La IA llegó al escritorio corporativo colombiano como un chatbot con nombre de moda. Pero la pregunta que importa ahora no es si la empresa usa inteligencia artificial, sino si está armando la estructura, los procesos y el talento para hacerlo de verdad.
Para quien no siguió el hilo: hace dos años, después de que ChatGPT explotara, casi toda organización mediana compró acceso a una herramienta de IA generativa. El problema es que eso no es adopción. Es un experimento que termina en un documento de Word guardado en una carpeta olvidada.
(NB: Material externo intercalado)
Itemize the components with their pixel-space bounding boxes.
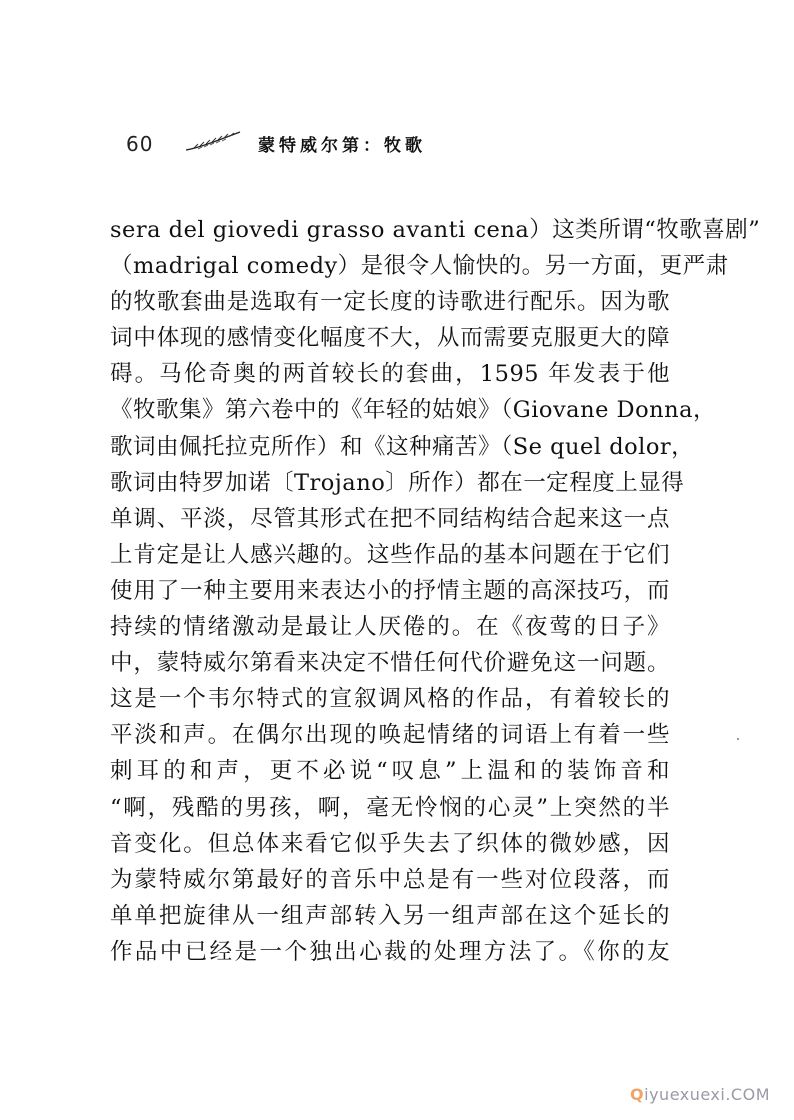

Las empresas que avanzan están haciendo otra cosa. No preguntan “¿dónde metemos IA?”, sino “¿cómo transformamos lo que hacemos?”. Eso implica repensar flujos de trabajo, entrenar equipos en nuevas habilidades, redefinir roles. Significa invertir en infraestructura de datos. Significa gobernanza: quién decide qué se automatiza, cómo se validan los resultados, quién es responsable si algo sale mal.
En Colombia eso aún es excepcional. La mayoría de las iniciativas de IA en el sector privado siguen siendo pilotos aislados: un equipo de marketing que usa la herramienta para redacción, un área de operaciones que prueba automatización de procesos básicos. Funcionan, pero no escalan porque no hay un ecosistema organizacional que las sostenga.
La brecha real no es tecnológica. Es cultural y estructural. Requiere liderazgo que entienda que la IA es un cambio de negocio, no un gadget. Requiere presupuesto para entrenar gente, no solo para comprar licencias. Y requiere paciencia: esto tarda años, no meses.
Las organizaciones que entiendan eso van a ganar. Las que sigan viendo la IA como un checkbox de modernidad van a quedar atrás. En Colombia, todavía la mayoría está en el segundo grupo.